O senador Esperidião Amin (PP-SC) criticou duramente o voto do ministro Alexandre de Moraes, do Supremo Tribunal Federal (STF), na ação que levou à condenação de Jair Bolsonaro e de outros sete acusados por tentativa de golpe de Estado. Para Amin, Moraes baseou sua decisão em “provas forjadas”.
A declaração foi dada em entrevista à repórter Tatiana Azevedo, do portal ND Mais, nesta terça-feira (9). O parlamentar disse que é contrário à condenação do ex-presidente e voltou a defender a criação da CPI da Vaza Toga, que teria como objetivo investigar atuações do STF e do Tribunal Superior Eleitoral (TSE) entre 2018 e 2025.
“Queremos apurar a fundo porque entendemos que as provas usadas no julgamento foram produzidas de maneira incompatível com o Estado de Direito. É por isso que a CPI é necessária”, afirmou o senador.
Ministro citou Amin durante julgamento
Em seu voto, Moraes mencionou o nome de Amin ao afirmar que Anderson Torres, ex-ministro da Justiça, utilizou um parecer solicitado pelo senador para questionar a confiabilidade das urnas eletrônicas. O episódio teria ocorrido durante uma transmissão ao vivo de Bolsonaro em julho de 2021.
Na ocasião, Torres alegou que não era possível auditar adequadamente o processo de apuração dos votos. O ex-ministro afirmou ter se baseado em relatórios técnicos da Polícia Federal. Moraes, no entanto, sustentou que testemunhas apontaram o contrário: segundo o ministro, não houve uso de laudos periciais, mas de pareceres com recomendações políticas.
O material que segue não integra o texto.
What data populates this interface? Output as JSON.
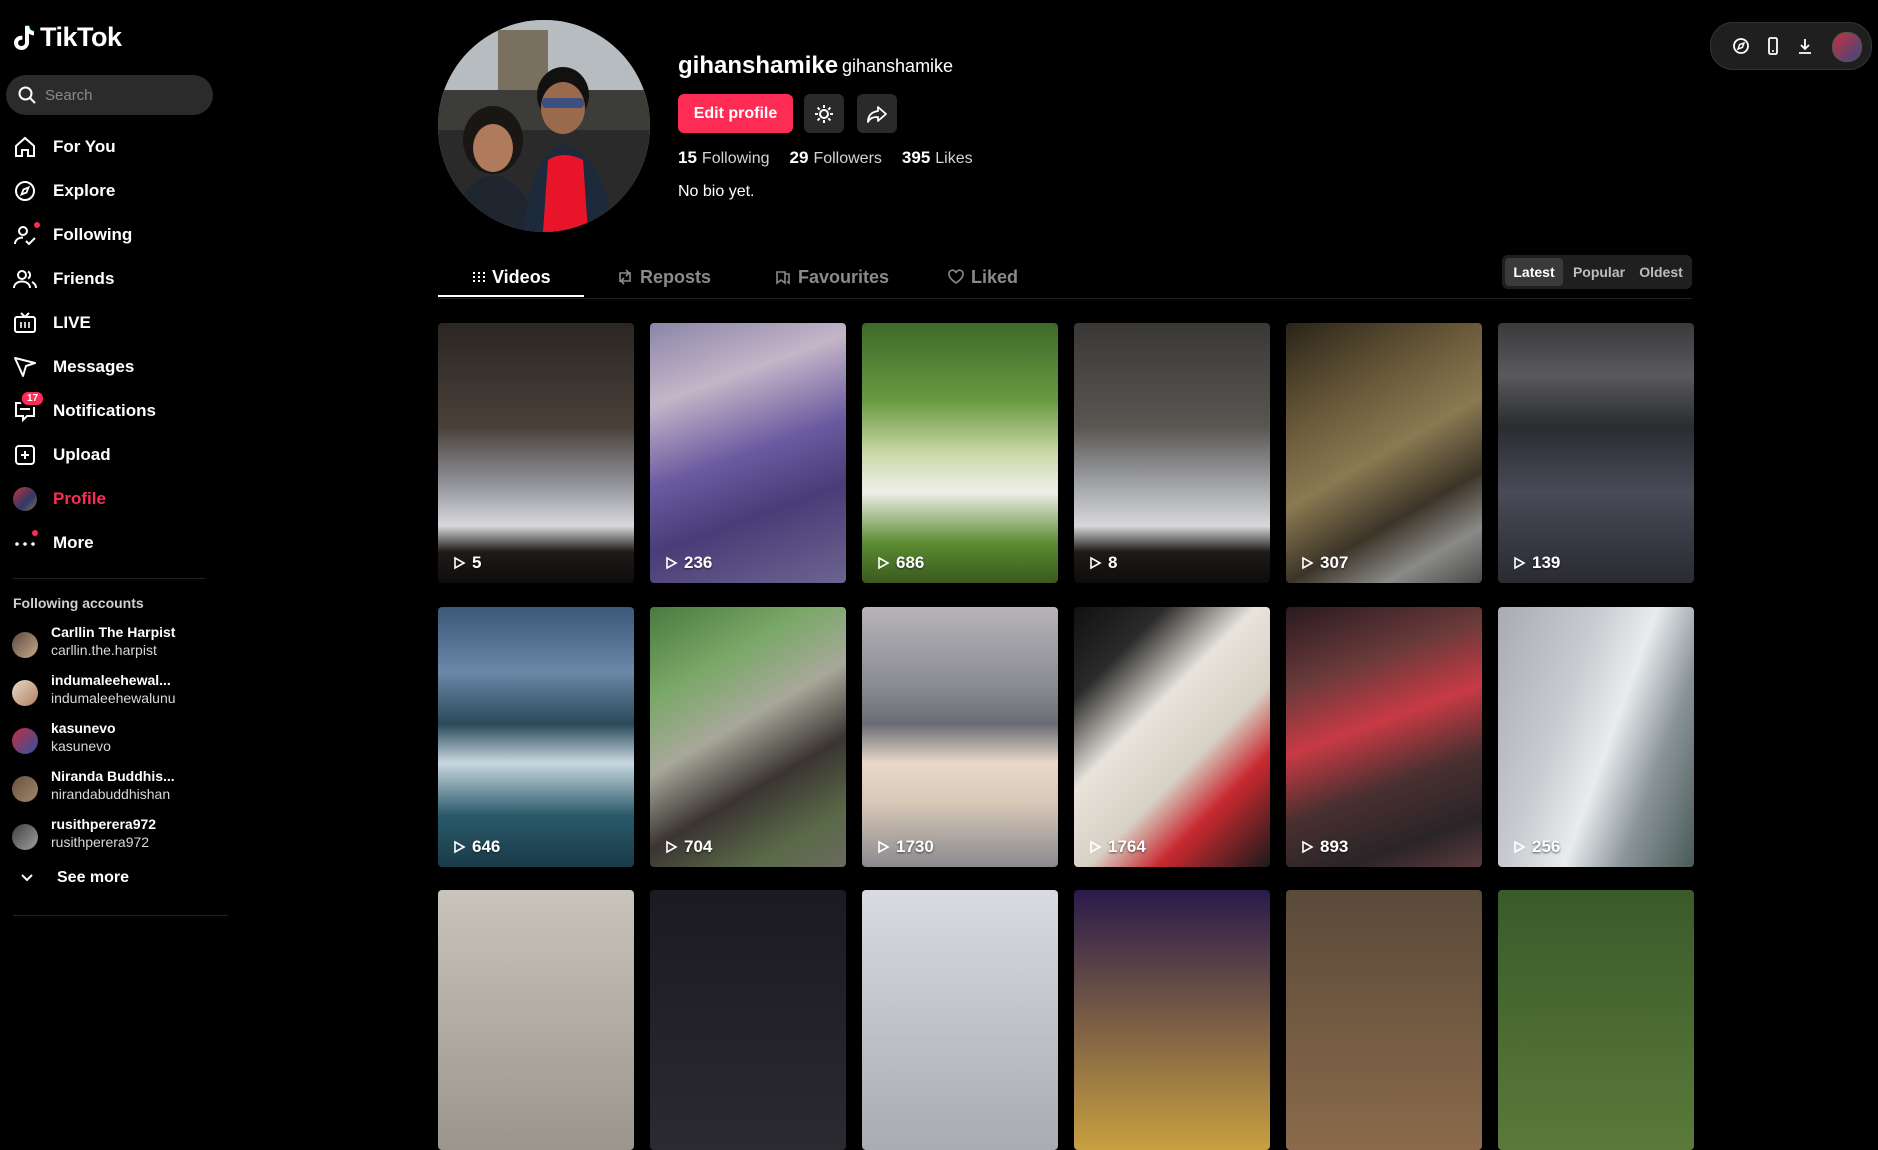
{
  "app": {
    "name": "TikTok"
  },
  "search": {
    "placeholder": "Search"
  },
  "nav": [
    {
      "label": "For You",
      "icon": "home-icon"
    },
    {
      "label": "Explore",
      "icon": "compass-icon"
    },
    {
      "label": "Following",
      "icon": "following-icon"
    },
    {
      "label": "Friends",
      "icon": "friends-icon"
    },
    {
      "label": "LIVE",
      "icon": "live-icon"
    },
    {
      "label": "Messages",
      "icon": "messages-icon"
    },
    {
      "label": "Notifications",
      "icon": "notifications-icon",
      "badge": "17"
    },
    {
      "label": "Upload",
      "icon": "upload-icon"
    },
    {
      "label": "Profile",
      "icon": "profile-avatar",
      "active": true
    },
    {
      "label": "More",
      "icon": "more-icon"
    }
  ],
  "following_accounts": {
    "title": "Following accounts",
    "items": [
      {
        "name": "Carllin The Harpist",
        "handle": "carllin.the.harpist"
      },
      {
        "name": "indumaleehewal...",
        "handle": "indumaleehewalunu"
      },
      {
        "name": "kasunevo",
        "handle": "kasunevo"
      },
      {
        "name": "Niranda Buddhis...",
        "handle": "nirandabuddhishan"
      },
      {
        "name": "rusithperera972",
        "handle": "rusithperera972"
      }
    ],
    "see_more": "See more"
  },
  "profile": {
    "username": "gihanshamike",
    "nickname": "gihanshamike",
    "edit_label": "Edit profile",
    "following_count": "15",
    "following_label": "Following",
    "followers_count": "29",
    "followers_label": "Followers",
    "likes_count": "395",
    "likes_label": "Likes",
    "bio": "No bio yet."
  },
  "tabs": [
    {
      "label": "Videos",
      "icon": "grid-icon",
      "active": true
    },
    {
      "label": "Reposts",
      "icon": "repost-icon"
    },
    {
      "label": "Favourites",
      "icon": "bookmark-icon"
    },
    {
      "label": "Liked",
      "icon": "heart-icon"
    }
  ],
  "sort": {
    "latest": "Latest",
    "popular": "Popular",
    "oldest": "Oldest"
  },
  "videos": [
    {
      "views": "5"
    },
    {
      "views": "236"
    },
    {
      "views": "686"
    },
    {
      "views": "8"
    },
    {
      "views": "307"
    },
    {
      "views": "139"
    },
    {
      "views": "646"
    },
    {
      "views": "704"
    },
    {
      "views": "1730"
    },
    {
      "views": "1764"
    },
    {
      "views": "893"
    },
    {
      "views": "256"
    }
  ],
  "colors": {
    "accent": "#fe2c55",
    "background": "#000000"
  }
}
“Um dos pareceres foi encomendado por Esperidião Amin, aliado de Bolsonaro. Não havia base técnica, mas sim argumentos para sustentar atos contra a credibilidade das urnas, da Justiça Eleitoral e do Judiciário”, declarou Moraes.
Amin rebate críticas e nega autoria de pedido
Ao ND Mais, Amin contestou a versão de Moraes. “Ele escolhe uma narrativa e a coloca acima dos fatos. O parecer técnico não foi solicitado por mim”, afirmou. O senador explicou que as recomendações partiram da Polícia Federal, em resposta ao TSE, e que entre elas estava a defesa do voto impresso para fins de auditoria.
O parlamentar já havia se manifestado em outras ocasiões favorável à adoção do voto impresso nas eleições de 2026. Para ele, a medida seria uma forma de reforçar a transparência e atender ao desejo de parte do eleitorado que desconfia do sistema político.